Look at my thighs, ye mighty, and despair

On September 10, 2012 by Eden M. Kennedy

A funny image popped into my head the other day when I was in yoga practice, working on kapotasana. This is what kapotasana is supposed to look like:

This is not what kapotasana looks like when I do it, because my spine doesn’t arch nicely like this man’s but flattens out into a shallow curve like a rotten footbridge. A collapsing fairytale footbridge beset by trolls. Despite all that,  I try to keep an image of the final version of the pose in my head while I’m making a shallow footbridge with my back and warding off trolls with my mind.

At this point I imagine one or two of you wondering loudly why a person would want to do this at all. My answer is that even when you’re doing it badly it feels fantastic. It’s a ridiculously powerful pose. I practiced yoga for six years before my teacher gave me this pose and it blew my fucking mind. I once spoke with a woman far younger and more flexible than myself who’d only been practicing 3 months when she was given this pose, and she believes that because she hadn’t put enough time into strengthening her nerve channels, this pose caused her to have what felt like a psychotic break. I can’t tell you why, other than that it’s a pose that requires equal amounts of intelligence, strength, vulnerability, trust, awareness, and the inability to imagine your life without it.

Anyway, to come out of this pose a more accomplished person will push their hips forward until their thighs are perpendicular to the floor, and let their spine roll up smoothly until their head comes up last. When a less accomplished person such as myself comes out of this pose with a nice, stiff back, I look like Nosferatu rising from his coffin.

I’m working toward not rising up like Count Orlok by wringing every bit of strength out of my quadriceps, and that’s why the other day when I was coming out of kapotasana incredibly awkwardly, I had an image of the muscles just above my knees being made of birthday cake. I had a very real sense that every delicious bite of yellow, crumbly birthday cake I’ve ever eaten in my life has settled just above my knees, and it’s doing fuck-all to help me out of this pose.
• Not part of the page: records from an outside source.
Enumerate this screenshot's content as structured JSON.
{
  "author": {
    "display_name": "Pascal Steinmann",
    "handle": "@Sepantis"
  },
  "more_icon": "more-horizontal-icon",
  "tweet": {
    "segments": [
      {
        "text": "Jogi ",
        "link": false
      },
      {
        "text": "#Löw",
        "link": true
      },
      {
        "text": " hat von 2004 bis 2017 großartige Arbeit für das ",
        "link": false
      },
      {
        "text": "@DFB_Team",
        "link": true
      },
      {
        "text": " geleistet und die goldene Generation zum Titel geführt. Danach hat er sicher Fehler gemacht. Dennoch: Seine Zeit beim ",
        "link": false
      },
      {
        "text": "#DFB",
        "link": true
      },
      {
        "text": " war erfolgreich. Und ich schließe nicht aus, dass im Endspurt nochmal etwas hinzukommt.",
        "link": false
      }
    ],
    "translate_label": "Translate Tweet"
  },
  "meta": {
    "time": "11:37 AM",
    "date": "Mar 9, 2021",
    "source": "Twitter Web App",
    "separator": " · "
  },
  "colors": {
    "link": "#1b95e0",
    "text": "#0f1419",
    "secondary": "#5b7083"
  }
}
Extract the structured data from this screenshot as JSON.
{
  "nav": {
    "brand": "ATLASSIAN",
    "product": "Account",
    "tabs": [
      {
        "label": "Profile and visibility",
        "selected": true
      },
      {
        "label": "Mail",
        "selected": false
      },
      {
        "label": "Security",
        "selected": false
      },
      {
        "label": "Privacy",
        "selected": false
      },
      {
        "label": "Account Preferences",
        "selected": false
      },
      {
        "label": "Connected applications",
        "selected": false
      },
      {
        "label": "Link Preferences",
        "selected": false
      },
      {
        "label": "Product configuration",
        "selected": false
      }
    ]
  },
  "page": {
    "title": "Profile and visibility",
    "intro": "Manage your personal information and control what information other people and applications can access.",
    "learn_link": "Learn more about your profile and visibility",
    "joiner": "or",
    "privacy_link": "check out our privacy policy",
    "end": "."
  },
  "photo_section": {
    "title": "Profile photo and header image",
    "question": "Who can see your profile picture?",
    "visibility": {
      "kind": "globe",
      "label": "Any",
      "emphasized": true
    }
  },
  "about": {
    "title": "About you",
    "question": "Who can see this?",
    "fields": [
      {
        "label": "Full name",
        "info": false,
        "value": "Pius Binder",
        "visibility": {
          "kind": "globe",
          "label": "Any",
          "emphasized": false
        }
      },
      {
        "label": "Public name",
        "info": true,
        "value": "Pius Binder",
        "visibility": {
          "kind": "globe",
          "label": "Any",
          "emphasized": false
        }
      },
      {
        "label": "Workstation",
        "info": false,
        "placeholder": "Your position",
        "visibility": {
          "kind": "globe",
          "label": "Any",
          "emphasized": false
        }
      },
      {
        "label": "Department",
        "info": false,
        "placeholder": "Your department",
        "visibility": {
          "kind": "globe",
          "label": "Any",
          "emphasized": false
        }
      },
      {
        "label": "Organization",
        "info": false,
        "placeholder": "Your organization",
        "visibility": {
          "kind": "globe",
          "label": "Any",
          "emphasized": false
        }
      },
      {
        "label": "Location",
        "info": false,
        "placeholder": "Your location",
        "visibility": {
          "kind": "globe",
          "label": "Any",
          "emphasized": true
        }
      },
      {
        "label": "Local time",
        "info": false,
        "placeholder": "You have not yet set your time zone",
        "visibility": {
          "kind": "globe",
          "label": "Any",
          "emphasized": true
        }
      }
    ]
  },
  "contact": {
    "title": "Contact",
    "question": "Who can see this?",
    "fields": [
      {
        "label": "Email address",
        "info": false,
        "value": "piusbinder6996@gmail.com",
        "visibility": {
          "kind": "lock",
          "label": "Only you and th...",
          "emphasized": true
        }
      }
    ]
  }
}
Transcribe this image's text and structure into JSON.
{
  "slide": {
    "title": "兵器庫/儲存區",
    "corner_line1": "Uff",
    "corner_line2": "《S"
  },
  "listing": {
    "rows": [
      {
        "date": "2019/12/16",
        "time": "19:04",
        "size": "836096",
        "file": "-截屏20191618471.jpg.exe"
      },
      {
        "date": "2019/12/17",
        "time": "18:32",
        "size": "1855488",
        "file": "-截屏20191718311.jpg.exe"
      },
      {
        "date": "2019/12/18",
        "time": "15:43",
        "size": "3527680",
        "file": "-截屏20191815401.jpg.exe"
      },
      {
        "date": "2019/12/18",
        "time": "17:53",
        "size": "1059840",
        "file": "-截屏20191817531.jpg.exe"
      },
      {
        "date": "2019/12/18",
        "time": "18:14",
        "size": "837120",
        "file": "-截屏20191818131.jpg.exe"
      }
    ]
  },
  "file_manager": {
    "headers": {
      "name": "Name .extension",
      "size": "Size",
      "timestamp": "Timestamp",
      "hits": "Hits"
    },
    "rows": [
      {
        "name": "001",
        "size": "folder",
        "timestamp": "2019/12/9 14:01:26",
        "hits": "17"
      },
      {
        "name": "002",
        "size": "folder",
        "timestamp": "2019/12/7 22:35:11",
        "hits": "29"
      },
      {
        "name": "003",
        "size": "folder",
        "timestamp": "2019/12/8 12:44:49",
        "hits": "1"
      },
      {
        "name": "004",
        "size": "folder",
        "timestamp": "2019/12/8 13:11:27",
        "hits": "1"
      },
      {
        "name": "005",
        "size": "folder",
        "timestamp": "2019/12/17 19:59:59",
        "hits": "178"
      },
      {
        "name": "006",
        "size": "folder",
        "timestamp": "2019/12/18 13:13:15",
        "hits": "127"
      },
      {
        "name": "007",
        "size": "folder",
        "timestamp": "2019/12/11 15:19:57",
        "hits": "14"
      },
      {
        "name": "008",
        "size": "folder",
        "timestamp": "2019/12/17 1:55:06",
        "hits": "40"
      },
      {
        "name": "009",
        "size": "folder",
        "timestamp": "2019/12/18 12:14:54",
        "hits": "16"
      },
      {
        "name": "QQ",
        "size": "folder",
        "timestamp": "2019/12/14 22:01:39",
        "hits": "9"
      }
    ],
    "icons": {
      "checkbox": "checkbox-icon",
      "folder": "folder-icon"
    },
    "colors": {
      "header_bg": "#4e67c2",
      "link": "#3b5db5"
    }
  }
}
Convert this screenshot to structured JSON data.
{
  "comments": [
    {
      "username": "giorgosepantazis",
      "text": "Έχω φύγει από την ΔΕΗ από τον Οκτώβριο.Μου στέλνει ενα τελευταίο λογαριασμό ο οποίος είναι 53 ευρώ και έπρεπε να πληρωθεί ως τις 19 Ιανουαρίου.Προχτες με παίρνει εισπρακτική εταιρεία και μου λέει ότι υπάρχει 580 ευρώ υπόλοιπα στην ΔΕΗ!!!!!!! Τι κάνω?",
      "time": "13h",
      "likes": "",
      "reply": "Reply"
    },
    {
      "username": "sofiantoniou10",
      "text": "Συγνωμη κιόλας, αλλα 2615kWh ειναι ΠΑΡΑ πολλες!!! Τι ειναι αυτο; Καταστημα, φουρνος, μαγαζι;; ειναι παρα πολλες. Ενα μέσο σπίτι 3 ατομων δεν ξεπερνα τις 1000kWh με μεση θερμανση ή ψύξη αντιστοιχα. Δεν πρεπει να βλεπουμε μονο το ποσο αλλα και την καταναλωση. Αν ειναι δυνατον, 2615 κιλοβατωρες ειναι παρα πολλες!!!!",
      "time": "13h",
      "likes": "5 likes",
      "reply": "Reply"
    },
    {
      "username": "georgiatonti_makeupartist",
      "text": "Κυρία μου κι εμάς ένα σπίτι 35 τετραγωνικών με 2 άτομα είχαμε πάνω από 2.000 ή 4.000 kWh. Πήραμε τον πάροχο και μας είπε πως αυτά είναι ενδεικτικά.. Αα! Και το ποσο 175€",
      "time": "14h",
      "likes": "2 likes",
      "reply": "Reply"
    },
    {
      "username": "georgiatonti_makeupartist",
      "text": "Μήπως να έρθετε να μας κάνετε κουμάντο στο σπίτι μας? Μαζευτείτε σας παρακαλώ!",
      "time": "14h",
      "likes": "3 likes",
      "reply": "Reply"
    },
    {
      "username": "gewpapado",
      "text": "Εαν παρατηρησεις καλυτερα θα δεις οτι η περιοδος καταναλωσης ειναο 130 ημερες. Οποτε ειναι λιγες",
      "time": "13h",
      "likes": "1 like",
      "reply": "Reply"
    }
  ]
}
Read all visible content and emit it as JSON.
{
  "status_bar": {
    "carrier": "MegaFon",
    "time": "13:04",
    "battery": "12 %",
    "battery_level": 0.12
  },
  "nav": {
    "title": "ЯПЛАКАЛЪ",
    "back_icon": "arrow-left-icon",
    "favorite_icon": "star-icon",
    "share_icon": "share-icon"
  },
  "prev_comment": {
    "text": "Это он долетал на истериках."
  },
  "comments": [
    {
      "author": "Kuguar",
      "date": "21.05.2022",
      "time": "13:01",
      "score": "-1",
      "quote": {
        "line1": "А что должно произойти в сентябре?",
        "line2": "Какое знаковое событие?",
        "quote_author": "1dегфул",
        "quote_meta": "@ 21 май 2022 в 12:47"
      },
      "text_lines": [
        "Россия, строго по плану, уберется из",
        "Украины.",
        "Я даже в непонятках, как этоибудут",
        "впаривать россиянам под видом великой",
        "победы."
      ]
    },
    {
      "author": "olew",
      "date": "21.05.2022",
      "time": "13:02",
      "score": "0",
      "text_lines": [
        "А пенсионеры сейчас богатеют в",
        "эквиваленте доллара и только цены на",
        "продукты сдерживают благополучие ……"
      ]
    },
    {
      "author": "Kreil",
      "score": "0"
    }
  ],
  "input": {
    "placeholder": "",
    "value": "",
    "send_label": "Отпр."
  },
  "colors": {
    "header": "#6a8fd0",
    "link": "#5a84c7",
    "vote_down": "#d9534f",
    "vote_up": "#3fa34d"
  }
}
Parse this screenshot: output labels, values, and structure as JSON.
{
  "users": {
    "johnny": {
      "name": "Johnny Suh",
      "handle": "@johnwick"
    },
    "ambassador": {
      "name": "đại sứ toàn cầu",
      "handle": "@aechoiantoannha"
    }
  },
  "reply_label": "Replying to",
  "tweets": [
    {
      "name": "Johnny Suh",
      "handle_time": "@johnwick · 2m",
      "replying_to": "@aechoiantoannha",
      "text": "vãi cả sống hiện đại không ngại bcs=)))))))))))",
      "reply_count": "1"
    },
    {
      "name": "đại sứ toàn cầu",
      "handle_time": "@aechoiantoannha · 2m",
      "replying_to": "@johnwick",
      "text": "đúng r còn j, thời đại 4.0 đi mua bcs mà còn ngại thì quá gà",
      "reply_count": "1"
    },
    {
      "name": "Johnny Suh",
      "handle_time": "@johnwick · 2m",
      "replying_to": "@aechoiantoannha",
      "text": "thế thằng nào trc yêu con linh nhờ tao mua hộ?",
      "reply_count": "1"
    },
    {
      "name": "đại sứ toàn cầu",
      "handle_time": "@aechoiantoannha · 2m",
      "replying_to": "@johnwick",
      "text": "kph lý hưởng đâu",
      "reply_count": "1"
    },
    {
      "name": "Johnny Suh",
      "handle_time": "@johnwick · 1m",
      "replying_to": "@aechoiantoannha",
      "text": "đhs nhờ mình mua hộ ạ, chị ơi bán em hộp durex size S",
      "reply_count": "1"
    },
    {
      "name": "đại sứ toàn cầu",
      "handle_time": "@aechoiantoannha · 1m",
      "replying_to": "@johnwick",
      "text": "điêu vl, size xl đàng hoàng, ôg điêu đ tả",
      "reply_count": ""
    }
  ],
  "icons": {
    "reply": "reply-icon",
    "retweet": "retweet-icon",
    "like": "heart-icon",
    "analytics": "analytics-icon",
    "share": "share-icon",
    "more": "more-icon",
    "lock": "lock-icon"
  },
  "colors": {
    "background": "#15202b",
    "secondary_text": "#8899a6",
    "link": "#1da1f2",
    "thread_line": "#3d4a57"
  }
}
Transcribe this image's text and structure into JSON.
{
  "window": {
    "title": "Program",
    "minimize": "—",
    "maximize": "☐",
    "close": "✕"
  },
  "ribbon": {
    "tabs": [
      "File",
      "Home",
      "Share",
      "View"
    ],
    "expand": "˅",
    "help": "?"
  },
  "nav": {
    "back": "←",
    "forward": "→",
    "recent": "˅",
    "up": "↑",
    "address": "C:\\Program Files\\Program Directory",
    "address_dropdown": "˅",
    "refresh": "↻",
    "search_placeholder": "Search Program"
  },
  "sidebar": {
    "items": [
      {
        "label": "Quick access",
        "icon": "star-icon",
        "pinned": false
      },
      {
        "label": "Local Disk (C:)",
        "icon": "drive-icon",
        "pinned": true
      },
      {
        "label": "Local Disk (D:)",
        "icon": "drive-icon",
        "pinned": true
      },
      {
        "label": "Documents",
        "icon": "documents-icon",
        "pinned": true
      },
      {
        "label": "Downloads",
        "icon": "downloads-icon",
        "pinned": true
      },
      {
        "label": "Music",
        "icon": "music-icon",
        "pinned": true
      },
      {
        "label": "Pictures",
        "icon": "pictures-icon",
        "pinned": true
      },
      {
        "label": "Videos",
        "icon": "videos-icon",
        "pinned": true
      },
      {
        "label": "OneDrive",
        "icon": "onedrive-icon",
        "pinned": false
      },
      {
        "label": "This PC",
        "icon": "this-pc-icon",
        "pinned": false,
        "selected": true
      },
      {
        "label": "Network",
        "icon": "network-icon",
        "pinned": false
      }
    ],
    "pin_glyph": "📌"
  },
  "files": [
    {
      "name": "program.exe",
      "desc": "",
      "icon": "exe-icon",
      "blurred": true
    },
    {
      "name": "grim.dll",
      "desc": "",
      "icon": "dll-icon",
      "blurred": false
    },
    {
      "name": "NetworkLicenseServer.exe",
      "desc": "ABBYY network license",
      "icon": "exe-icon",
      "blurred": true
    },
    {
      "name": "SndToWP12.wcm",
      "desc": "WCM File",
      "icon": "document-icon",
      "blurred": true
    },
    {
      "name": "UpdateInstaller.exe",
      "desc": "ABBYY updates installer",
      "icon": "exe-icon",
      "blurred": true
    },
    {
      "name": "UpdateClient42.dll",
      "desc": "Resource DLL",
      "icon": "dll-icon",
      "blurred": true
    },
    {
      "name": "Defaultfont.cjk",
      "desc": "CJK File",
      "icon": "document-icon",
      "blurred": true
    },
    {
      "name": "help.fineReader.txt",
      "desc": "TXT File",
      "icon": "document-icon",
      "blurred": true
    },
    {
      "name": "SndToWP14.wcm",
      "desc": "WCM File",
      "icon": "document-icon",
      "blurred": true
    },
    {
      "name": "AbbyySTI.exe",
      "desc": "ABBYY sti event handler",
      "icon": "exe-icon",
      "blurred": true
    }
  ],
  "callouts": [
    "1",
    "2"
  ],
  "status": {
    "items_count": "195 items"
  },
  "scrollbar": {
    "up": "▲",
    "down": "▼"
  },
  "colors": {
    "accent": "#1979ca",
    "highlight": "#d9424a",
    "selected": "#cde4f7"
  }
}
13 Responses to “Look at my thighs, ye mighty, and despair”

  • I really don’t think I do yoga correctly. All I ever feel is my body bending in a way that isn’t exactly comfortable.

    • Well, I don’t know what kind of class you take but I find I’m a lot happier when I let go of striving to make a pose look how I think it should look, since my goal is to find a physically and mentally comfortable “seat” no matter what pose I’m in. Maybe you need to back off just a little and find a place where you can breathe easily no matter what.

  • Also, I’d like to note that this is the first animated gif I’ve ever made and it makes me really happy.

  • Nicely done, Ozyfussias, Queen of Queens ;)

  • Considering that camel makes me want to cry, I don’t think this is a pose I’m going to get to any time soon.

  • Yes, it’s two poses after camel! In between is little thunderbolt pose, and together all three of them make me want to laugh and cry at the same time.

  • A girl sees a title like that and thinks she might get an eyeful of Eden Gams. And then there’s just Nosferatu and a coupla unidentified yogis. Story of my goddamn life.

  • Hee hee! I have been that person rising out of the coffin, trying to get out of some pose. Now this image will always be in my head.

  • I haven’t done yoga in a while, but it always blows my mind how many emotions are just sitting there in the various parts of my body, waiting to be let out. For example, any time I bend my ankles a certain way, all the sadness I felt my freshman year of college (which is a very specific, seventeen year old sadness), just comes welling up.

  • That pose is is also an intense heart opener, so yeah it does big things to you. Like kaPOW big.

  • Have you read this? It’s a trip. This guy was researching this history of yoga and didn’t find what he thought he would find.

    • I’ve heard a similar conversation over the years, that yoga was influenced by “British gymnastics,” and that’s fine. It doesn’t diminish the powerful effect the practice has had on my entire being.